At the moment triple-negative breast cancers are treated using drugs called RAF and MEK inhibitors. These usually work well against the tumors at first. Unfortunately, the cancers often quickly develop resistance to these drugs. In Cell Reports a team based at Mount Sinai Health System, New York have announced that drugs known as SHP2 inhibitors slow, and potentially stop, the development of resistance in cancers in human cell cultures and in mice.
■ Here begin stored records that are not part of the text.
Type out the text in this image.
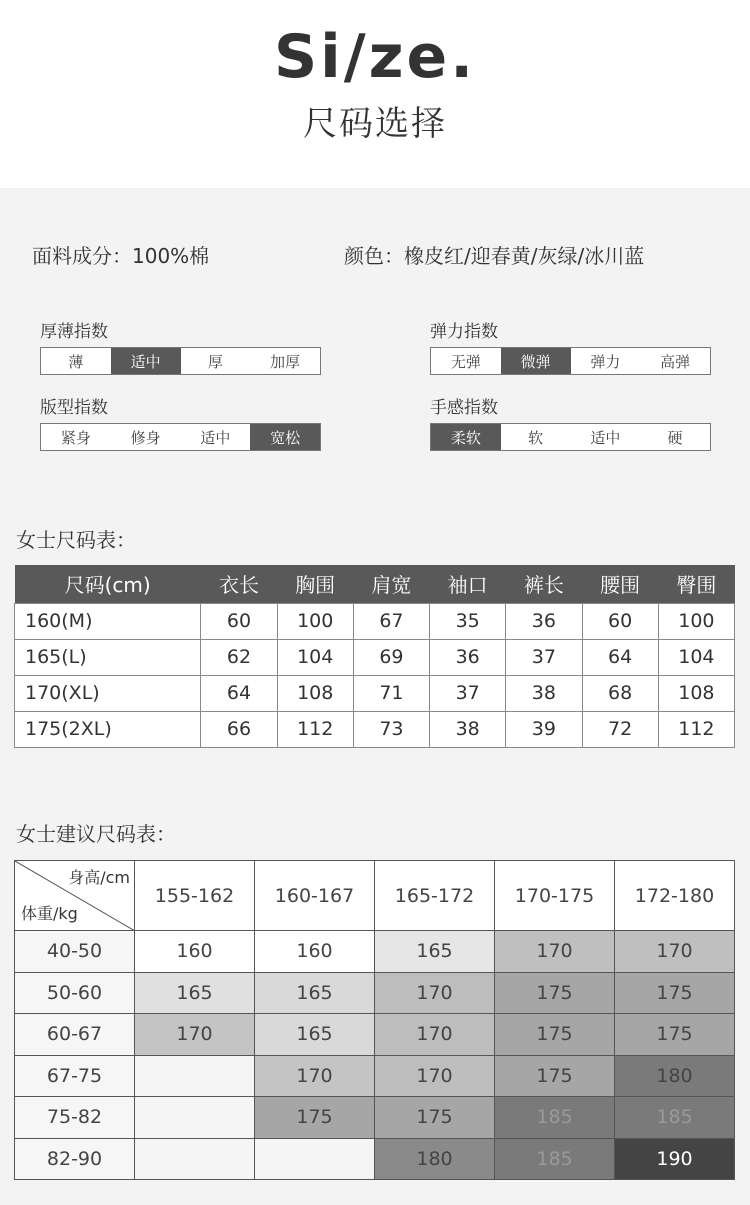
Si/ze.
尺码选择
面料成分：100%棉	颜色：橡皮红/迎春黄/灰绿/冰川蓝
厚薄指数
薄	适中	厚	加厚
弹力指数
无弹	微弹	弹力	高弹
版型指数
紧身	修身	适中	宽松
手感指数
柔软	软	适中	硬
女士尺码表：
尺码(cm)	衣长	胸围	肩宽	袖口	裤长	腰围	臀围
160(M)	60	100	67	35	36	60	100
165(L)	62	104	69	36	37	64	104
170(XL)	64	108	71	37	38	68	108
175(2XL)	66	112	73	38	39	72	112
女士建议尺码表：
身高/cm
体重/kg	155-162	160-167	165-172	170-175	172-180
40-50	160	160	165	170	170
50-60	165	165	170	175	175
60-67	170	165	170	175	175
67-75		170	170	175	180
75-82		175	175	185	185
82-90			180	185	190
Some pancreatic, lung, and colorectal cancers have the same underlying cause as triple-negative breast cancers, and the paper's authors hope the same approach will prove effective against these. It's unlikely there will ever be a single cure for cancer, since cancer is so many different diseases, but an effective treatment for several different forms would be as close as any one line of research is likely to get.

The failure rate for potential medications to make it from preclinical enthusiasm to widespread use is high enough it doesn't pay to get too excited about any one approach, so its best to have some spares. Just one day after the paper on SHP2 inhibitors came out, Princeton University's Professor Yibin Kang announced the potential of the protein Tinagl1 in the journal Cancer Cell. Tinagl1 blocks two of the pathways triple-negative cancer cells use to grow and spread beyond the initial tumor to take hold in organs where they become lethal.

Tinagl1 is a naturally occurring protein. Kang and colleagues noticed samples of breast cancers with lower Tinagl1 gene expression were associated with more rapid progression and shorter survival times. They found engineering mouse cancer cells to express more Tinagl1 slowed their growth. Even more encouragingly, Tinagl1 given to mice with mammary cancers slowed the growth of the tumors and stopped the cancer spreading to the lungs – even in cases where spreading had already begun.

“People have tried to block the spread of this form of cancer but attempts so far have failed because if you try one approach, the cancer cells compensate by finding a way to escape," Kang said in a statement. “With this new approach, the treatment blocks both pathways at the same time.”

There may be much further to go, but this is a promising start to the year.